Itachi was never written as a character who glorifies violence or massacre. Instead, he represents a tragic choice made in a situation with no way out. Everyone agrees that the Uchiha massacre was a cruel and morally wrong act. But in the original manga, Kishimoto doesn’t simplify the issue, he shows that Itachi was cornered, with every path leading to tragedy.
At that point, Itachi had two clear choices:
1. Close his eyes and let the coup happen, dying alongside his clan and plunging the Hidden Leaf into civil war, possibly even triggering a Fourth Great Ninja War.
2. Accept the inevitable fate of the Uchiha’s downfall, side with the village, and personally carry out the mission in exchange for the life of Sasuke, the younger brother he loved more than anything.
No one denies that Itachi was the one who physically carried out the act, and that what he did was extreme and brutal. But if we’re going to talk about accountability, Itachi was merely the end result, the inevitable consequence of the darkness within both the Uchiha Clan and the leadership of the Leaf Village, and arguably even of the villagers themselves. He became the one to shoulder the consequences of everyone else’s failures.
So what truly deserves to be condemned?
First, the fact that a governing body could consider the complete annihilation of an entire group of people as a legitimate political solution. They even tasked a 13-year-old boy with murdering his own parents. Really? Even if, in the ninja world, a 13-year-old is considered mature, forcing a child to kill his own family in the name of “peace” is a cruelty that defies any moral boundary.
Second, the Uchiha Clan’s own blindness in how they handled the situation. Their desire to reclaim their rights after years of being monitored and marginalized was understandable. But their methods, their emotional, short-sighted political play, were anything but strategic. They placed their hopes on a 10-year-old child, expecting him to be the bridge to a successful coup. And when Itachi refused to comply, they began to blame, distrust, and ostracize him. That wasn’t politics. That was desperation masked as ambition. They fixated so heavily on their own suffering that they ignored the pain of the rest of the village, many of whom had lost loved ones in the Nine-Tails’ attack, which, notably, was orchestrated by a fellow Uchiha. Moreover, there was little to no effort from the clan to seek dialogue or work toward reconciliation.

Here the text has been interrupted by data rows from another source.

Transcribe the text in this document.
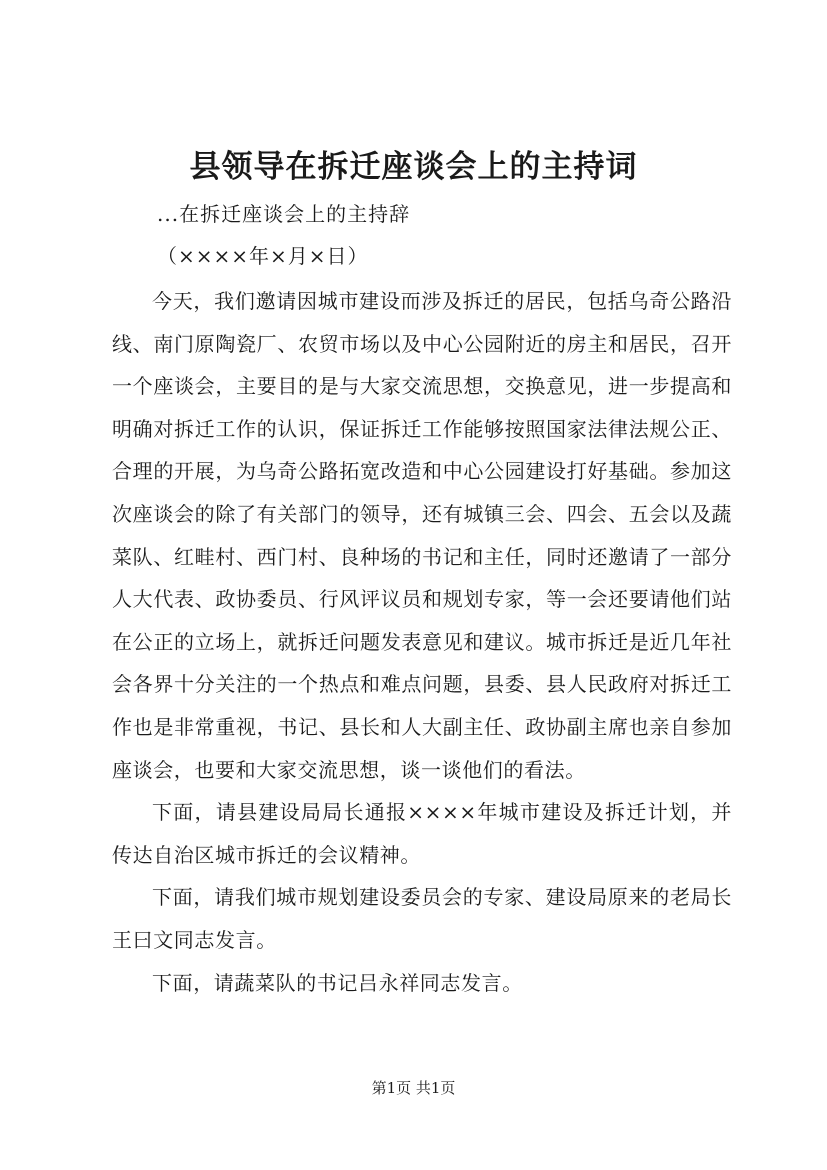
县领导在拆迁座谈会上的主持词
...在拆迁座谈会上的主持辞
（××××年×月×日）

今天，我们邀请因城市建设而涉及拆迁的居民，包括乌奇公路沿线、南门原陶瓷厂、农贸市场以及中心公园附近的房主和居民，召开一个座谈会，主要目的是与大家交流思想，交换意见，进一步提高和明确对拆迁工作的认识，保证拆迁工作能够按照国家法律法规公正、合理的开展，为乌奇公路拓宽改造和中心公园建设打好基础。参加这次座谈会的除了有关部门的领导，还有城镇三会、四会、五会以及蔬菜队、红畦村、西门村、良种场的书记和主任，同时还邀请了一部分人大代表、政协委员、行风评议员和规划专家，等一会还要请他们站在公正的立场上，就拆迁问题发表意见和建议。城市拆迁是近几年社会各界十分关注的一个热点和难点问题，县委、县人民政府对拆迁工作也是非常重视，书记、县长和人大副主任、政协副主席也亲自参加座谈会，也要和大家交流思想，谈一谈他们的看法。

下面，请县建设局局长通报××××年城市建设及拆迁计划，并传达自治区城市拆迁的会议精神。

下面，请我们城市规划建设委员会的专家、建设局原来的老局长王曰文同志发言。

下面，请蔬菜队的书记吕永祥同志发言。

第1页 共1页
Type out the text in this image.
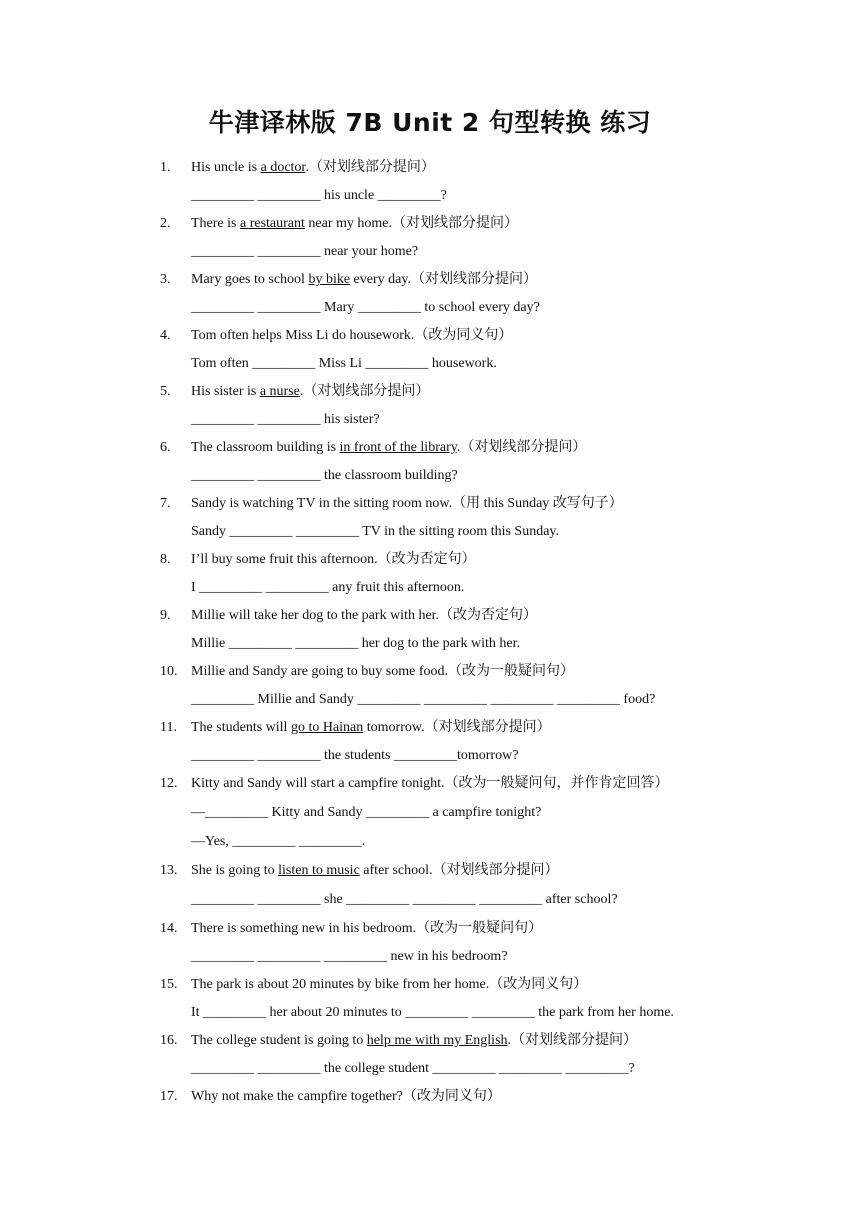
牛津译林版 7B Unit 2 句型转换 练习
1. His uncle is a doctor.（对划线部分提问）
_________ _________ his uncle _________?
2. There is a restaurant near my home.（对划线部分提问）
_________ _________ near your home?
3. Mary goes to school by bike every day.（对划线部分提问）
_________ _________ Mary _________ to school every day?
4. Tom often helps Miss Li do housework.（改为同义句）
Tom often _________ Miss Li _________ housework.
5. His sister is a nurse.（对划线部分提问）
_________ _________ his sister?
6. The classroom building is in front of the library.（对划线部分提问）
_________ _________ the classroom building?
7. Sandy is watching TV in the sitting room now.（用 this Sunday 改写句子）
Sandy _________ _________ TV in the sitting room this Sunday.
8. I’ll buy some fruit this afternoon.（改为否定句）
I _________ _________ any fruit this afternoon.
9. Millie will take her dog to the park with her.（改为否定句）
Millie _________ _________ her dog to the park with her.
10. Millie and Sandy are going to buy some food.（改为一般疑问句）
_________ Millie and Sandy _________ _________ _________ _________ food?
11. The students will go to Hainan tomorrow.（对划线部分提问）
_________ _________ the students _________tomorrow?
12. Kitty and Sandy will start a campfire tonight.（改为一般疑问句，并作肯定回答）
—_________ Kitty and Sandy _________ a campfire tonight?
—Yes, _________ _________.
13. She is going to listen to music after school.（对划线部分提问）
_________ _________ she _________ _________ _________ after school?
14. There is something new in his bedroom.（改为一般疑问句）
_________ _________ _________ new in his bedroom?
15. The park is about 20 minutes by bike from her home.（改为同义句）
It _________ her about 20 minutes to _________ _________ the park from her home.
16. The college student is going to help me with my English.（对划线部分提问）
_________ _________ the college student _________ _________ _________?
17. Why not make the campfire together?（改为同义句）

In the end, Itachi wasn’t just turned into a weapon by the government, he was also dehumanized by his own clan, used as a mere pawn on a political chessboard. He was never treated as a human being with feelings and limits, only as a “prodigy built to serve the ideals of adults.” And no one remembered he was just a child. That dehumanization eroded his emotional core early on, warping his sense of freedom and ideals. Later in life, that extreme worldview led him to impose unrealistic expectations on the very brother he loved and ultimately derailed Sasuke’s entire life path.